Their styles range from freeform to highly formal sonnets. Their ages range up to 70. Five poets last night received the Paul Hamlyn Foundation Awards For Artists worth pounds 15,000 each.
The choice of the five signalled a move away from the deliberate trendy marketing of poetry in recent years through projects such as Young Generation Poets, and awkward attempts to make youthful poets part of the fashion scene.
The five chosen are established and highly-regarded poets, but in some cases writers who have not been in the limelight. One, Elizabeth Jennings, 70, lives in a B&B in Oxford.
The winning poets are: John Agard, Roy Fisher, Kathleen Jamie, Elizabeth Jennings and Barry MacSweeney.
Judith Palmer, literature officer at the South Bank Centre and a member of the board of the Poetry Society, commented: "There has been a feeling among older poets that they have had the worst of all possible worlds. They were writing before poetry was fashionable.

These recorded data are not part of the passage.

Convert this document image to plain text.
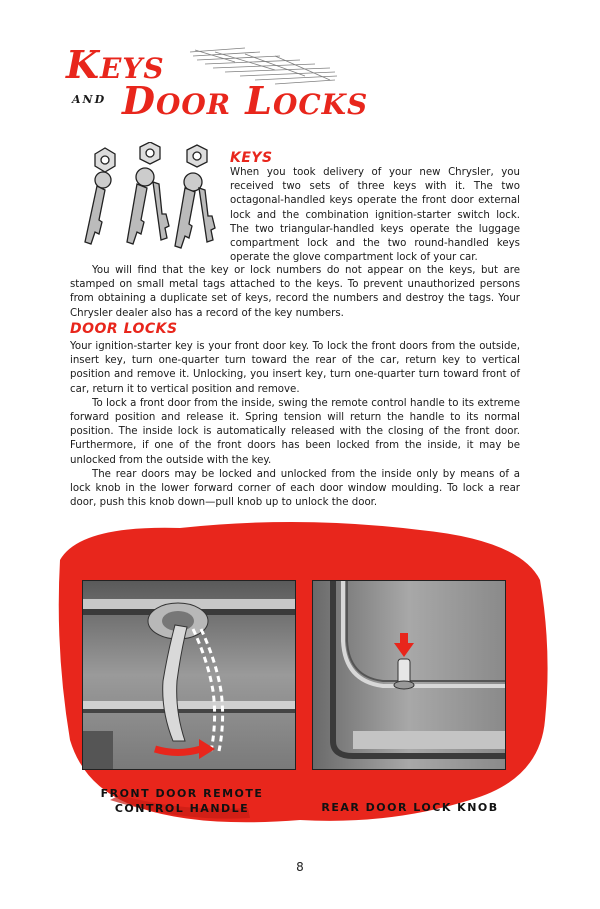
KEYS
AND DOOR LOCKS
KEYS

When you took delivery of your new Chrysler, you received two sets of three keys with it. The two octagonal-handled keys operate the front door external lock and the combination ignition-starter switch lock. The two triangular-handled keys operate the luggage compartment lock and the two round-handled keys operate the glove compartment lock of your car.

You will find that the key or lock numbers do not appear on the keys, but are stamped on small metal tags attached to the keys. To prevent unauthorized persons from obtaining a duplicate set of keys, record the numbers and destroy the tags. Your Chrysler dealer also has a record of the key numbers.

DOOR LOCKS

Your ignition-starter key is your front door key. To lock the front doors from the outside, insert key, turn one-quarter turn toward the rear of the car, return key to vertical position and remove it. Unlocking, you insert key, turn one-quarter turn toward front of car, return it to vertical position and remove.

To lock a front door from the inside, swing the remote control handle to its extreme forward position and release it. Spring tension will return the handle to its normal position. The inside lock is automatically released with the closing of the front door. Furthermore, if one of the front doors has been locked from the inside, it may be unlocked from the outside with the key.

The rear doors may be locked and unlocked from the inside only by means of a lock knob in the lower forward corner of each door window moulding. To lock a rear door, push this knob down—pull knob up to unlock the door.

FRONT DOOR REMOTE
CONTROL HANDLE	REAR DOOR LOCK KNOB
8
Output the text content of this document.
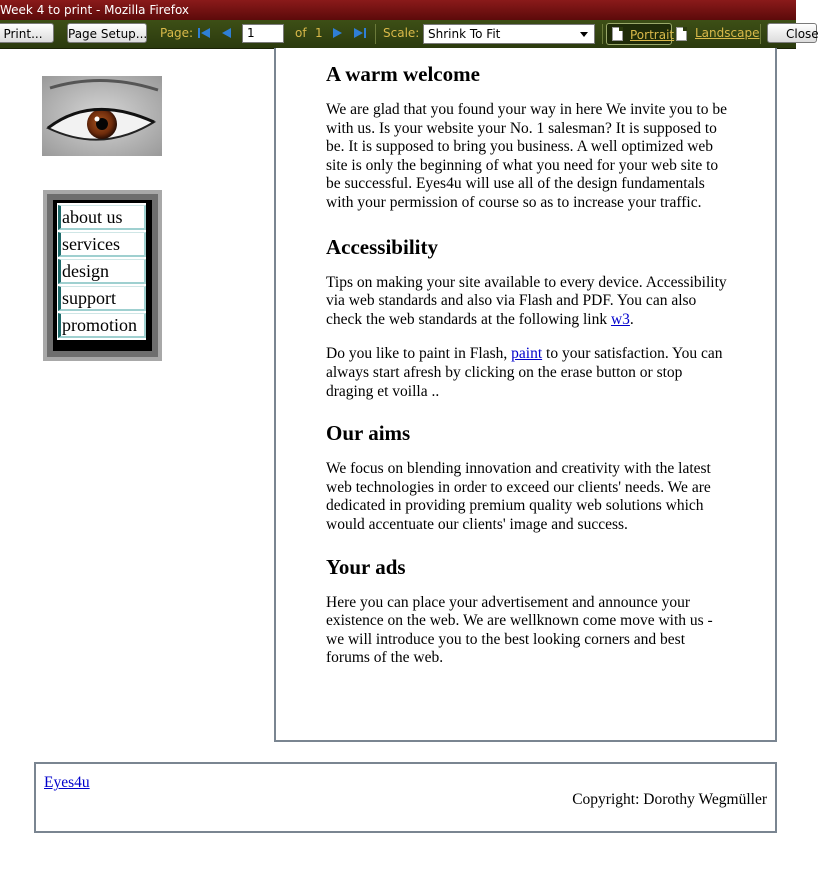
Week 4 to print - Mozilla Firefox
Print...	Page Setup... Page:	1	of 1	Scale: Shrink To Fit	Portrait Landscape	Close
about us
services
design
support
promotion
A warm welcome

We are glad that you found your way in here We invite you to be with us. Is your website your No. 1 salesman? It is supposed to be. It is supposed to bring you business. A well optimized web site is only the beginning of what you need for your web site to be successful. Eyes4u will use all of the design fundamentals with your permission of course so as to increase your traffic.

Accessibility

Tips on making your site available to every device. Accessibility via web standards and also via Flash and PDF. You can also check the web standards at the following link w3.

Do you like to paint in Flash, paint to your satisfaction. You can always start afresh by clicking on the erase button or stop draging et voilla ..

Our aims

We focus on blending innovation and creativity with the latest web technologies in order to exceed our clients' needs. We are dedicated in providing premium quality web solutions which would accentuate our clients' image and success.

Your ads

Here you can place your advertisement and announce your existence on the web. We are wellknown come move with us - we will introduce you to the best looking corners and best forums of the web.

Eyes4u
Copyright: Dorothy Wegmüller
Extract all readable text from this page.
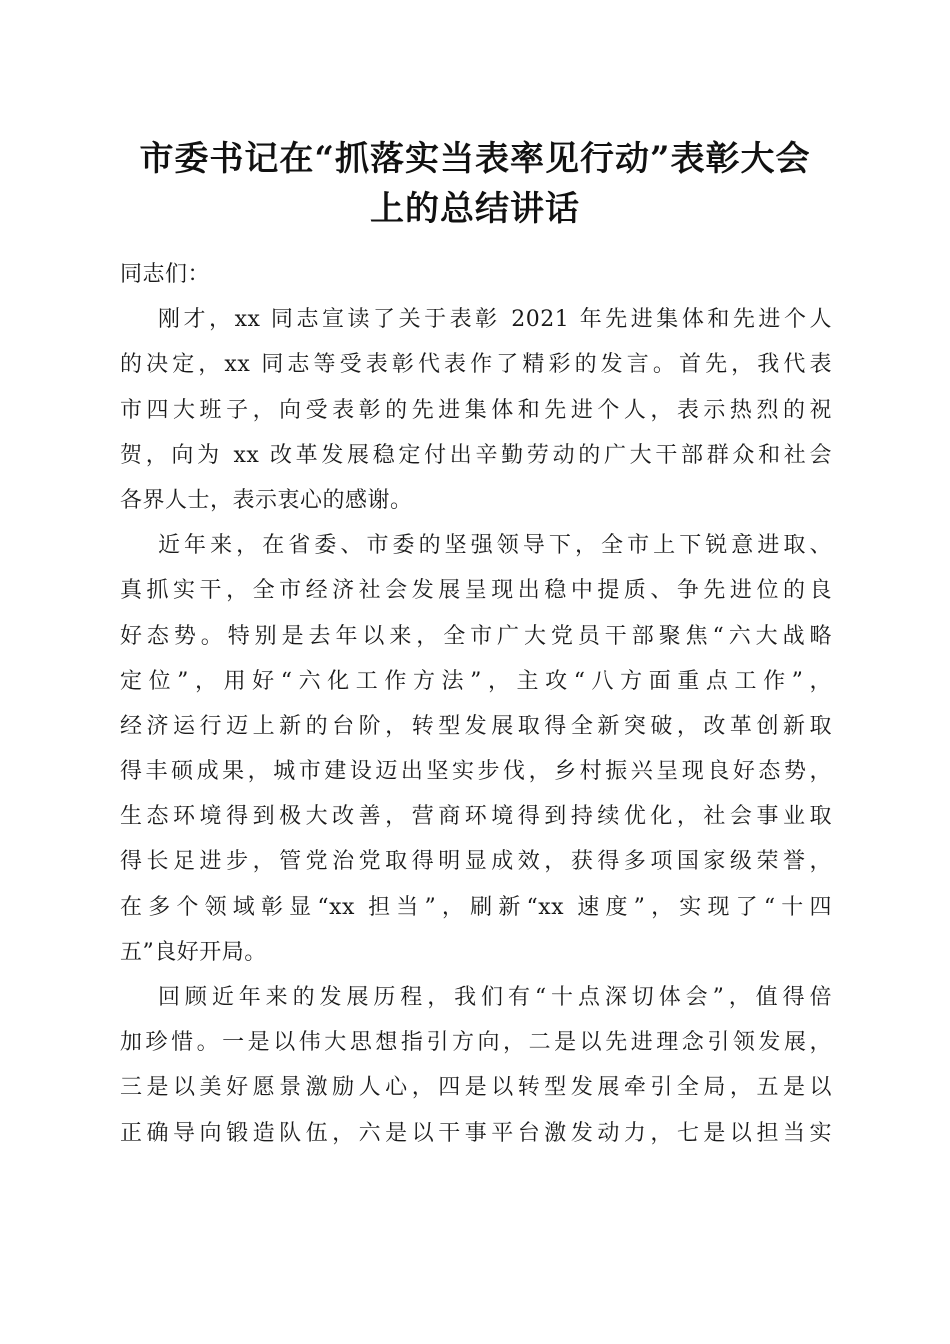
市委书记在“抓落实当表率见行动”表彰大会
上的总结讲话
同志们：
刚才，xx 同志宣读了关于表彰 2021 年先进集体和先进个人
的决定，xx 同志等受表彰代表作了精彩的发言。首先，我代表
市四大班子，向受表彰的先进集体和先进个人，表示热烈的祝
贺，向为 xx 改革发展稳定付出辛勤劳动的广大干部群众和社会
各界人士，表示衷心的感谢。
近年来，在省委、市委的坚强领导下，全市上下锐意进取、
真抓实干，全市经济社会发展呈现出稳中提质、争先进位的良
好态势。特别是去年以来，全市广大党员干部聚焦“六大战略
定位”，用好“六化工作方法”，主攻“八方面重点工作”，
经济运行迈上新的台阶，转型发展取得全新突破，改革创新取
得丰硕成果，城市建设迈出坚实步伐，乡村振兴呈现良好态势，
生态环境得到极大改善，营商环境得到持续优化，社会事业取
得长足进步，管党治党取得明显成效，获得多项国家级荣誉，
在多个领域彰显“xx 担当”，刷新“xx 速度”，实现了“十四
五”良好开局。
回顾近年来的发展历程，我们有“十点深切体会”，值得倍
加珍惜。一是以伟大思想指引方向，二是以先进理念引领发展，
三是以美好愿景激励人心，四是以转型发展牵引全局，五是以
正确导向锻造队伍，六是以干事平台激发动力，七是以担当实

Too old to be Young Generation Poets they were unable to participate in the new rock n roll.
"It's great to have a list of winners that includes people who don't hang out, aren't among the London in-crowd earning their living from book reviews, but ply their craft - and get very depressed about it."
John Agard, 48, born in Guyana has been described as "an outstanding luminary of the exploding galaxy of West Indian-British troubadors". Roy Fisher, 67, writes poetry most often associated with the post-industrial landscape of the Midlands. Kathleen Jamie, 35, from Scotland, was one of the New Generation Poets, and often writes in Scottish dialect. Elizabeth Jennings, 70, writes sonnets and other verse striving to come to terms with losses. Barry MacSweeney, 49, from Newcastle, was an investigative crime reporter and writes poetry described as "unsparing of allusions, and bitter and comic in its self-appraisal."
Poets had to apply to be considered for the awards and 342 did so - a number that may reflect the need for funds as much as for fame.
For the awards come at the same time as a survey by the Paul Hamlyn Foundation of poets' incomes. It shows that the pre-tax income of a successful, published poet in the UK or Ireland with an average age of 48, is about pounds 12,500 a year - well below the national earnings average.
The survey is based on the earnings of these 342 poets. It found that average annual earnings range from pounds 7500 in the North-west to pounds 14,500 in the Midlands and Scotland. Poets in London earned on average pounds 12,358.
The poet Adrian Mitchell, who was one of the judges of the award, commented: "We commemorate our poets in Westminster Abbey when they're good and dead. Meanwhile their successors are struggling - against neglect, illness and poverty, to survive."